For the next few years she lived with her father, taught school, and worked as an occupational therapist. Willard Dorsett's building schedule kept him constantly moving, and she went with him. However, by the summer of 1954 she had saved enough money to go to New York to get a master's degree at Columbia University and to resume treatment with Dr. Wilbur. Her father, told only that his daughter was going to New York to study, drove her there.

Sybil arrived in New York on Labor Day, 1954, but she waited until October before calling Dr. Wilbur, fearful both that the doctor would reject her and that she would accept her.

Rejection was plausible because of the seemingly cavalier way in which Sybil had closed the door on treatment, but it was more likely--and this hurt even more--that the doctor wouldn't remember her. The envisioned rejection was compounded by the fact that Sybil, who felt guilty for unjustly blaming Dr. Wilbur for failing to call Sybil before leaving Omaha, neatly converted that feeling of guilt into additional feelings of rejection.

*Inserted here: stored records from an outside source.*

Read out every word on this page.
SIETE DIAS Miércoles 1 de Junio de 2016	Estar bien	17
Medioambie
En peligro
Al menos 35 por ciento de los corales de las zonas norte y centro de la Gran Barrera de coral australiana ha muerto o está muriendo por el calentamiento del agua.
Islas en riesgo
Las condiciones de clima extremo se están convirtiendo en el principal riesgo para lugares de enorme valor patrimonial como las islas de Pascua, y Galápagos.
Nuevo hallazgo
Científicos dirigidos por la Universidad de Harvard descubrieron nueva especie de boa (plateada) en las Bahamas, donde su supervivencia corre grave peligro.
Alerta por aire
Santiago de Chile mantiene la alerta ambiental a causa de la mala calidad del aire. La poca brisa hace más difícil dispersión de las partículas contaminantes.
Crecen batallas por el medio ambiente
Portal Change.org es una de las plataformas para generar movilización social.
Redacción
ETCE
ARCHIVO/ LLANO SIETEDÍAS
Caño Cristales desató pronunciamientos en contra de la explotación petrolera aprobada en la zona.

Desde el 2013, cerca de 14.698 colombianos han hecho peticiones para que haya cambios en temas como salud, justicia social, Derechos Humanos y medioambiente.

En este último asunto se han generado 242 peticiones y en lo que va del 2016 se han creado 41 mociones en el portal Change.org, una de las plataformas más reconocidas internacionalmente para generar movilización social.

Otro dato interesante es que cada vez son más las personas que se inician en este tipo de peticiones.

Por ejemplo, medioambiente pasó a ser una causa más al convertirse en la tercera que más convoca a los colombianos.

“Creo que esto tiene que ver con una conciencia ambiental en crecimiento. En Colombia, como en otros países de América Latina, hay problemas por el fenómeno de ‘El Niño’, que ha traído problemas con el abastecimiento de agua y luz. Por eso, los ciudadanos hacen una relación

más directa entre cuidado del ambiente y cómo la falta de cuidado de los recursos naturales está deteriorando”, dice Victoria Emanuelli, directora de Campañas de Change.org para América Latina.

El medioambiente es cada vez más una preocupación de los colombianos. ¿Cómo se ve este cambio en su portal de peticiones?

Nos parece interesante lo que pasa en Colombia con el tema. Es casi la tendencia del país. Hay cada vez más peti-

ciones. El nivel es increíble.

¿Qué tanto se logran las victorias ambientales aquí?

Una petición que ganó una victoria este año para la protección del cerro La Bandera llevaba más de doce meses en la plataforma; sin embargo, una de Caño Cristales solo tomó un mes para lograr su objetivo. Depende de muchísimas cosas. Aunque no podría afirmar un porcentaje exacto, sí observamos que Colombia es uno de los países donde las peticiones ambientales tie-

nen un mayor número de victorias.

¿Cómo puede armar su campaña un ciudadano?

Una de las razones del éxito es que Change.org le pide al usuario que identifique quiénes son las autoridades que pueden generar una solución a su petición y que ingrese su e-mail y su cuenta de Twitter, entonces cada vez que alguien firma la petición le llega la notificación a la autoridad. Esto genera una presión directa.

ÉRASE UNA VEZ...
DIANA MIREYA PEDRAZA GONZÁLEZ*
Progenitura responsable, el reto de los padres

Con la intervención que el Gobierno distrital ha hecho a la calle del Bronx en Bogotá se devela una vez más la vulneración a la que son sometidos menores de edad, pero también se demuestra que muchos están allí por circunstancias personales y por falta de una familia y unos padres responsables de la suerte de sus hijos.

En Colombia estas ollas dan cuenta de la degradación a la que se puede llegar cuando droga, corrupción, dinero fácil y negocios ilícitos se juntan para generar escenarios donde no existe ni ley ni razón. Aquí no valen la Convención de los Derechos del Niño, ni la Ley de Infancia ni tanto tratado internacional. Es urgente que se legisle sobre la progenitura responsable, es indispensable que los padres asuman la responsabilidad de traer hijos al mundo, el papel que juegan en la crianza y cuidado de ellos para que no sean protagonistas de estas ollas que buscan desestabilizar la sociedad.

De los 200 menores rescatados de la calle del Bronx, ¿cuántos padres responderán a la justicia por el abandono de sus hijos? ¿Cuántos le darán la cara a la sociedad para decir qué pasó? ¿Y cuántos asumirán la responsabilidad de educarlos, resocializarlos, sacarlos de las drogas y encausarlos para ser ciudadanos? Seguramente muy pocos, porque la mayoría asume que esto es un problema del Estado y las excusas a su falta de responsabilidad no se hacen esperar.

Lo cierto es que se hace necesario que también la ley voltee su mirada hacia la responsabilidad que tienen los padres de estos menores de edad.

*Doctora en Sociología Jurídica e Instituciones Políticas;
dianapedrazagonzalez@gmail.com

Acceptance held a different kind of terror. If she were accepted, Sybil knew that she would have to tell the doctor about the end-of-the-rope feeling she had experienced toward the end of her three years in Detroit, her last residence before coming to New York. While she was teaching, she had seemed to be all right, although there were times in the classroom that she couldn't remember. The moment she left the classroom, however--it was too horrible to recall--strange, incomprehensible things had happened to her. These things were not new, had in fact occurred since she was three and a half and had filtered into awareness at fourteen. But in Detroit they had become not only more frequent but also more menacing. She was no longer able to endure the terrible burden of the secret she didn't dare tell, of the answers she had to improvise to implement the pretense of normality.